Found someone selling gold pirahnas. Assuming they are spilo's. He had seven and sold off all but the breeders. He is asking 250.00 for the breeding pair. Said they have bright red eyes and are around 12" long. And have bred multiple times. Is this a good price? Will two be alright by themselves?


----------



## taylorhedrich (Mar 2, 2005)

I would say that's a pretty good price if they are a proven breeding pair! Make sure you know that the guy is trying to pull your leg, and you may make yourself a very nice deal. If they breed, the babies could be sold much more easily than red bellies (since they are so common), in my opinion.
~Taylor~

_*Topic Moved to Piranha Breeding Forum*_


----------



## Dairy Whip (Mar 26, 2006)

would be wicked deal if they are proven pair







good luck man let see some pics if you grab them


----------



## 2PiRaNhA~2FuRrY (Nov 1, 2005)

Don't pass out these deal!/..I would love to own a breeding pair of Gold Spilo...I have 9 4-5" myself now hoping one day i can actually breed them..But it going to be a very very long time.

$250 is a hell of a deal...you can even get breeding red bellies pair for that price...Why not go with the gold piranha?
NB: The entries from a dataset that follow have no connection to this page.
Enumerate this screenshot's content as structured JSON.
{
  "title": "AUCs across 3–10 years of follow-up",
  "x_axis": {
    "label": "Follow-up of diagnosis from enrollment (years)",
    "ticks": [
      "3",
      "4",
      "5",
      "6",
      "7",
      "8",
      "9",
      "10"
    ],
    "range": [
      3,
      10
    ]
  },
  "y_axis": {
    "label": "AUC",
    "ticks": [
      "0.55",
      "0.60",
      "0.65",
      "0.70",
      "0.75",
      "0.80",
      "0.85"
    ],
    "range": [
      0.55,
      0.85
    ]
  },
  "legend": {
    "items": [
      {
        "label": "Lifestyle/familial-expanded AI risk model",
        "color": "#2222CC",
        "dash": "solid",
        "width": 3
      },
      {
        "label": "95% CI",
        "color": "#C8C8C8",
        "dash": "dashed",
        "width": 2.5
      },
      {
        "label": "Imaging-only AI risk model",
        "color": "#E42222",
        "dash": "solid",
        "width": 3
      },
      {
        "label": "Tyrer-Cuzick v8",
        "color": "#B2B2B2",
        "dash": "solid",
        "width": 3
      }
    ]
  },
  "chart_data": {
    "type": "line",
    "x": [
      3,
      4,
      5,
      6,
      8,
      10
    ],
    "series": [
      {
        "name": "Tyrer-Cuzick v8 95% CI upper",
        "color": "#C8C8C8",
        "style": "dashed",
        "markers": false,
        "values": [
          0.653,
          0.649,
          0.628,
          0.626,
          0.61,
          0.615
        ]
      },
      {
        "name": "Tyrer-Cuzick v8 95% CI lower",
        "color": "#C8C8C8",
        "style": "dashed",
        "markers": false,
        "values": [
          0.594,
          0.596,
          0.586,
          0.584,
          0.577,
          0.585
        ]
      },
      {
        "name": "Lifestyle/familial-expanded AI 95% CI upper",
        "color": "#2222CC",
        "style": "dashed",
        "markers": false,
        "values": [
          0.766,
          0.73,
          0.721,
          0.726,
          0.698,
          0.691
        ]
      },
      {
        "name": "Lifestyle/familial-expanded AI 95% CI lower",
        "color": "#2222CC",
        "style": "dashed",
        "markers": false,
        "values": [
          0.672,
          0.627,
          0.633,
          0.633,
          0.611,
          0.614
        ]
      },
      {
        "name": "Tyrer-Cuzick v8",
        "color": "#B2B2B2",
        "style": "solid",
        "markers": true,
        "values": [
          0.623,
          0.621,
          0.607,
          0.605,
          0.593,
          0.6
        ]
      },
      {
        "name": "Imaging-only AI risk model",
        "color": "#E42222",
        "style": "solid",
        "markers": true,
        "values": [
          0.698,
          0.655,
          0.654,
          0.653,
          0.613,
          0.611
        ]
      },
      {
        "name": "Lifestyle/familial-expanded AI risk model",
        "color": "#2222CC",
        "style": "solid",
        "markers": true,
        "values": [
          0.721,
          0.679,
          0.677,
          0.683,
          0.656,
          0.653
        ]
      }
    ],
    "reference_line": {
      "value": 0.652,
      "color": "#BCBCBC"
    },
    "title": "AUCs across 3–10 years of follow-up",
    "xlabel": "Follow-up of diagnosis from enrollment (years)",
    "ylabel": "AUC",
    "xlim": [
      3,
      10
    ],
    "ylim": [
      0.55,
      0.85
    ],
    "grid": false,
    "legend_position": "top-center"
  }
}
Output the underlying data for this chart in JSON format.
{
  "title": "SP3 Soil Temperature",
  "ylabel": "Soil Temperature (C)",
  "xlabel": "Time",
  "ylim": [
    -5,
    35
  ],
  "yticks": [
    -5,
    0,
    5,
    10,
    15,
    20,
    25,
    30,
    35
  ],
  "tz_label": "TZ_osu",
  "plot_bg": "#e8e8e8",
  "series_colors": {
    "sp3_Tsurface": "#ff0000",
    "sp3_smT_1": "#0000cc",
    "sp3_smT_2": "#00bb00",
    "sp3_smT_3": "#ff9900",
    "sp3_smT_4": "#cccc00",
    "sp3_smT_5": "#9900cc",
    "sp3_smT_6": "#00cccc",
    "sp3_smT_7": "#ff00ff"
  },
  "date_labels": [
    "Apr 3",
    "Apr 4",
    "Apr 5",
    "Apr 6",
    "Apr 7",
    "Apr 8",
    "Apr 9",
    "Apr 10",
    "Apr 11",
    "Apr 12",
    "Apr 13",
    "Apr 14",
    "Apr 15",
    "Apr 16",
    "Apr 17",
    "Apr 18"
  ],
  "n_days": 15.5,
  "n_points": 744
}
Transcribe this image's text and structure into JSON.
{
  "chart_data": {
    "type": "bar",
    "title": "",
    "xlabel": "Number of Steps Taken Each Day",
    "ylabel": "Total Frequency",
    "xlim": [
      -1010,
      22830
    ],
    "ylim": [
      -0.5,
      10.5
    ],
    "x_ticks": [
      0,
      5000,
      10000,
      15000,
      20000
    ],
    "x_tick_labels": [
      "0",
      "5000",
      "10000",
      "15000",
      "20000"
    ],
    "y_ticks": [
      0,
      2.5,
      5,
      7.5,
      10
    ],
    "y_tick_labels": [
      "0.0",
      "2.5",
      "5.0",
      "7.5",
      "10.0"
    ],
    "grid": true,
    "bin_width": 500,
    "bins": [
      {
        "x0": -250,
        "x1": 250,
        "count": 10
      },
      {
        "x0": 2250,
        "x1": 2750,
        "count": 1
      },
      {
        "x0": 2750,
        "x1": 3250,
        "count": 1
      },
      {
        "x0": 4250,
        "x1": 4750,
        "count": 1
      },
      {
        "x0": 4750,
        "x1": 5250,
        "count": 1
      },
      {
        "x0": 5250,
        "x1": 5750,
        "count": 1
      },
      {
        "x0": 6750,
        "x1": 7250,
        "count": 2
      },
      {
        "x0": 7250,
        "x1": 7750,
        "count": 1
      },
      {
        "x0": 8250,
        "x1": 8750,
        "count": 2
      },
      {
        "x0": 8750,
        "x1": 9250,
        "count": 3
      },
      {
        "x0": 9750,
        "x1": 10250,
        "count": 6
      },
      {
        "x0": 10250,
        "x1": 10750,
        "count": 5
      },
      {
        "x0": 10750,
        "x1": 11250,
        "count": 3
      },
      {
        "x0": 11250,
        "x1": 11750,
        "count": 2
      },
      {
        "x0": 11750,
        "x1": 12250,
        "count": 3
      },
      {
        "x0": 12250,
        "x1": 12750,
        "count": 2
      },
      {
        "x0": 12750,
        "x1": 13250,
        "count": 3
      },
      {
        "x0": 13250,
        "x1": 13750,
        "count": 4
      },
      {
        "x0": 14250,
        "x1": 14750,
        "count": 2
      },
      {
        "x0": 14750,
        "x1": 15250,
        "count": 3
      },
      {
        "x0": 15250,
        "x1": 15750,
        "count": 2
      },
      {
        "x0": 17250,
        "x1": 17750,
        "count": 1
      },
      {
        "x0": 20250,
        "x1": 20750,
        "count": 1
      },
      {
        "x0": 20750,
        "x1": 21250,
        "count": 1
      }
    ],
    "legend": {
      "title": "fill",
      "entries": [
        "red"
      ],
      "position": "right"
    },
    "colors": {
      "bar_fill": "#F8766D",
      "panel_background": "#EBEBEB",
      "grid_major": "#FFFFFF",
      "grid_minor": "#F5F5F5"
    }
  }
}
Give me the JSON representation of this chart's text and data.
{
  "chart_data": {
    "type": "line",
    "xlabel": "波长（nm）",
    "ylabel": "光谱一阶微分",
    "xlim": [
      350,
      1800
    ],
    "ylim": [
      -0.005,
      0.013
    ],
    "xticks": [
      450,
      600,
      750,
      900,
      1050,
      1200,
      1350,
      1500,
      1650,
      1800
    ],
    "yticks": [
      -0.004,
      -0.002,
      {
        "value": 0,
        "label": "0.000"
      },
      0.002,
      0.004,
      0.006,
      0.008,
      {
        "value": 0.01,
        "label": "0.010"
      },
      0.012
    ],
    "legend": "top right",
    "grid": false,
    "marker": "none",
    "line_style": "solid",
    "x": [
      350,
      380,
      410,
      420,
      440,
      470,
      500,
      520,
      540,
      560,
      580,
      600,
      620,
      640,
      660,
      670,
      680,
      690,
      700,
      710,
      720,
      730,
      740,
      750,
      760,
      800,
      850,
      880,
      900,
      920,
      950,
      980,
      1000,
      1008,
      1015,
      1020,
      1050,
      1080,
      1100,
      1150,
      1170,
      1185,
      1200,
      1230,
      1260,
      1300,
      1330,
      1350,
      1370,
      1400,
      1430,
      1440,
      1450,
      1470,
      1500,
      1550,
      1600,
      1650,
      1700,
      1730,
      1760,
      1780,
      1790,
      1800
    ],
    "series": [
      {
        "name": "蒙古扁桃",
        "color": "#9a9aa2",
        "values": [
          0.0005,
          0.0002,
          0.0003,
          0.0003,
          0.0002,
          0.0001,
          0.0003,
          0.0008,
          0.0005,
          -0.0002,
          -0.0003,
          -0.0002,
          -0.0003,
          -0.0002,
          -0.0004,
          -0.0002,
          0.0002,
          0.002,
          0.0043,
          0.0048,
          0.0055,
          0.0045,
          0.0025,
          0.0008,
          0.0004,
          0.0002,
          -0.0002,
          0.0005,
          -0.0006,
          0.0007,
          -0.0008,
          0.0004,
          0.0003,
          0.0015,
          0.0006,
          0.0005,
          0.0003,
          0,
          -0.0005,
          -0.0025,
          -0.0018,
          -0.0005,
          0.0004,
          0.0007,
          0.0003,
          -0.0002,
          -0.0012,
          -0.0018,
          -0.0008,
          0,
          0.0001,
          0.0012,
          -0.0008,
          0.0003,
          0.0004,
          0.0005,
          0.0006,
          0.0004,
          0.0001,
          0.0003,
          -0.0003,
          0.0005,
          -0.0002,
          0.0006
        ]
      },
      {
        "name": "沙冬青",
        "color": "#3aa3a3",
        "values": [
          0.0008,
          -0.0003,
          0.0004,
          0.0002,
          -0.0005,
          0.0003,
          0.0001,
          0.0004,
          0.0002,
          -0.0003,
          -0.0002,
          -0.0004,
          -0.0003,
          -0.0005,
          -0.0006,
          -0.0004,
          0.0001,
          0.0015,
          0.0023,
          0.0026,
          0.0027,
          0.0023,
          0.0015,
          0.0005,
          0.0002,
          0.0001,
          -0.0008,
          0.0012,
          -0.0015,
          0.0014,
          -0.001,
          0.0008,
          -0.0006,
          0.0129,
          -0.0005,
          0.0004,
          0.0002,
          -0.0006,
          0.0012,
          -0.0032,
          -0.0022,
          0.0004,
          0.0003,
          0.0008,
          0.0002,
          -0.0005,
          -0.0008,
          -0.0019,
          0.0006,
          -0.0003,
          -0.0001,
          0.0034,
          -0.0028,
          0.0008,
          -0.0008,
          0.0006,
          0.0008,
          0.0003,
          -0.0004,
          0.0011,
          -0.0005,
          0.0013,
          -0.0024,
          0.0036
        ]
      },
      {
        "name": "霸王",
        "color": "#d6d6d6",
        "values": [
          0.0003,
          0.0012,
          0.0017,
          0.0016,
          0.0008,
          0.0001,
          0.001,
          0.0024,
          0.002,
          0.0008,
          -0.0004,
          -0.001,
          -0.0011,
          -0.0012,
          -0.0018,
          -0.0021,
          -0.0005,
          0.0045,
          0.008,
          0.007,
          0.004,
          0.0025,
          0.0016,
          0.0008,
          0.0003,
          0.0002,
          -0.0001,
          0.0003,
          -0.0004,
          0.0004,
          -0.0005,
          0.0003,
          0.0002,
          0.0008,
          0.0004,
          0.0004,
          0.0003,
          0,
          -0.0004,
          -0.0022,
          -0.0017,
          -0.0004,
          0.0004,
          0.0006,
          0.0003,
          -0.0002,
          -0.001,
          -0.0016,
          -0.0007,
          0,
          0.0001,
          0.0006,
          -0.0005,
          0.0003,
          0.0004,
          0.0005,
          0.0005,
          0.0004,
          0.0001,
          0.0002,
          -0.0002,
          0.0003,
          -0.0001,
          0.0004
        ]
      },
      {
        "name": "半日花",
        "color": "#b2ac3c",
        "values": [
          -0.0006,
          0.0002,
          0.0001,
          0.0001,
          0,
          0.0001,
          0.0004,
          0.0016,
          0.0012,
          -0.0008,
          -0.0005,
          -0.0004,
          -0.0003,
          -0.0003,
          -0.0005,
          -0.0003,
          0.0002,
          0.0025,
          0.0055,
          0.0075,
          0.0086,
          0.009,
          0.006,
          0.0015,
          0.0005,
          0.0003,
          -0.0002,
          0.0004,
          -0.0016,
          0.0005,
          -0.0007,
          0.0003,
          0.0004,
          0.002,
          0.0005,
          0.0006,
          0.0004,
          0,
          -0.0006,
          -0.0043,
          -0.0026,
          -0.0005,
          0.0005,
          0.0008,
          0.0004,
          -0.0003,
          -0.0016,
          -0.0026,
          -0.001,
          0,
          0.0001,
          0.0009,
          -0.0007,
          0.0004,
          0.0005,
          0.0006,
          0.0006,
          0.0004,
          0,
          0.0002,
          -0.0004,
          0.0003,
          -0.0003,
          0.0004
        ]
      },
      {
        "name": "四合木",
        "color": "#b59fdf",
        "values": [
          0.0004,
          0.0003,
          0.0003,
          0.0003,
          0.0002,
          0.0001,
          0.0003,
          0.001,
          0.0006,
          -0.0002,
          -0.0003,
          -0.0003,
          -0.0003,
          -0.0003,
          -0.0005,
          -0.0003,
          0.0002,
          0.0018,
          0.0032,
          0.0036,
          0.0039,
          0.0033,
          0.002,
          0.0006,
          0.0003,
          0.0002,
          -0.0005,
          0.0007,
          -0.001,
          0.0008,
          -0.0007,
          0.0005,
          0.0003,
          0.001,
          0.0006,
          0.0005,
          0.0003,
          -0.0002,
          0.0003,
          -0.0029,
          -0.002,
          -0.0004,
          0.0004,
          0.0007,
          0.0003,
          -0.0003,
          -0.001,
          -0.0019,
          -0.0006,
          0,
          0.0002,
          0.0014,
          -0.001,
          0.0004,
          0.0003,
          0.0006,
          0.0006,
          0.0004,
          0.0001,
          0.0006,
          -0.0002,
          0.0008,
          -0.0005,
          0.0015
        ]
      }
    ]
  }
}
It more rare .


----------



## SNAKEBITE (Oct 7, 2006)

great deal if proven there a pair...but im thinking they might be terns


----------



## 2PiRaNhA~2FuRrY (Nov 1, 2005)

SNAKEBITE said:


> great deal if proven there a pair...but im thinking they *might be terns*


That's even better!


----------



## SNAKEBITE (Oct 7, 2006)

either or thats a great price!!!


----------



## chris k (Dec 27, 2006)

Have been trying to find info on them. Do spilo's have bright red eyes and get over 12" long?


----------



## Cal68 (Mar 23, 2007)

since its gold and its a pair...you cant go wrong... i say go for it. and it had red eyes..ts gota be a spilo...(even tho i am new to these too) i looked into it myself.


----------



## Froogle (Mar 15, 2006)

12 inches is big for spilopleaura


----------



## 77gp454 (Feb 18, 2007)

SNAKEBITE said:


> great deal if proven there a pair...but im thinking they might be terns


I bought 5 Ps that were called Gold Piranha, they turned out to be terns or maybe rbps. Thats a matter of opinion. Either way thats a cool deal for breeders.


----------



## Cal68 (Mar 23, 2007)

it might be a Serrasalmus Maculatus..they are neato..im looking for those myself.


----------